How to give an input option for url

goutamborthakur555 · November 24, 2020, 5:59pm

Hi,

I am trying to give an input field to enter a url and type should be “http.client.HTTPResponse”.

Is there any option? I was trying with st.text_input("") but the type is “str”

Marisa_Smith · November 24, 2020, 8:50pm

I haven’t worked with the http.client python library and so this maybe something you have already tried, but it seems from their docs (link above) that you can input a string into the http.client.HTTPConnection function:

url = st.text_input('The URL link')
connected = http.client.HTTPConnection(url)

based on the documentation on that python package:

class http.client. HTTPResponse ( sock , debuglevel=0 , method=None , url=None )
Class whose instances are returned upon successful connection. Not instantiated directly by user.

If this doesn’t help, a minimum working example would be helpful!

Happy Streamlit-ing!
Marisa

goutamborthakur555 · November 24, 2020, 10:24pm

Thank you for your response!

I tried with that but getting the below error:

InvalidURL: nonnumeric port: '//www.abc.com'
File "c:\programdata\anaconda3\lib\http\client.py", line 882, in _get_hostport
    raise InvalidURL("nonnumeric port: '%s'" % host[i+1:])

Marisa_Smith · November 24, 2020, 10:29pm

Hey @goutamborthakur555,

What was the url you put into the st.text_input()?

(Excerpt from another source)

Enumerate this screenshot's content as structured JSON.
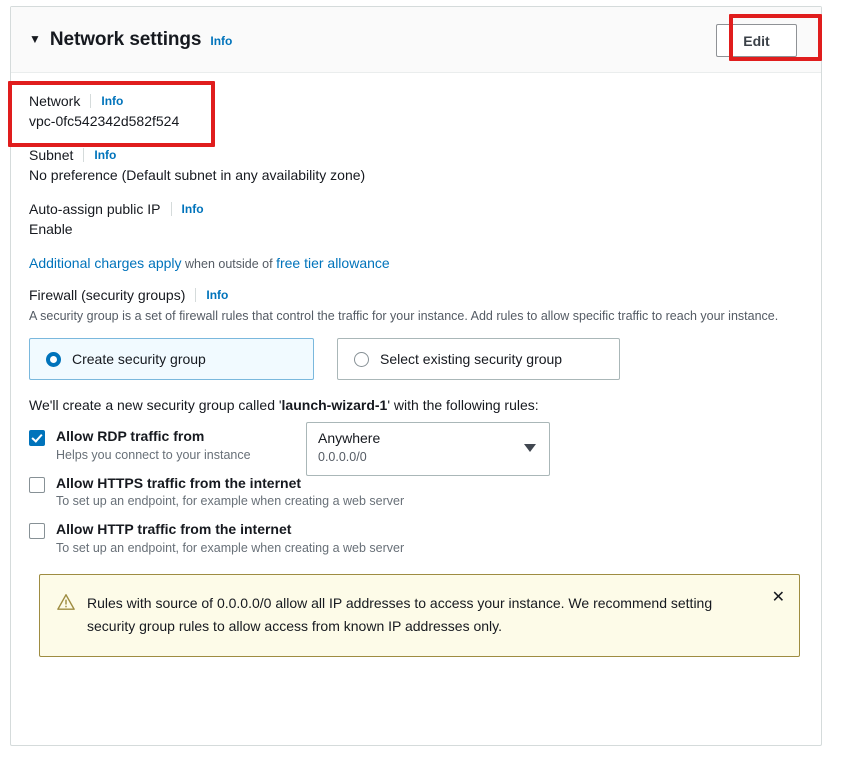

It seems that this string //www.abc.com is what the https.client is trying to go to. Im not sure where the extra // came from but I imagine this should work if your able to get rid of those.

Happy Streamlit-ing!
Marisa

goutamborthakur555 · November 24, 2020, 11:10pm

Thank you!

After overcoming that, now getting the below error:

TypeError: object of type 'HTTPConnection' has no len()
 page_soup = bs.BeautifulSoup(source, 'html.parser')
File "c:\programdata\anaconda3\lib\site-packages\bs4\__init__.py", line 245, in __init__
    elif len(markup) <= 256 and (

Without streamlit, if we write the below code, it works. But with streamlit unable to get…

import urllib.request as url
url.urlopen("https://www.abc.com/")

goutamborthakur555 · November 26, 2020, 3:46pm

Hi Ma’am,

Any suggestion to resolve this issue!
I required an option to pass a URL through the user input box and later I can extract the features via BeautifulSoup.

Please let me know if you require more details on this.
Code:

source_txt = st.text_input("") #Input url: www.abc.com

import http
source = http.client.HTTPConnection(source_txt)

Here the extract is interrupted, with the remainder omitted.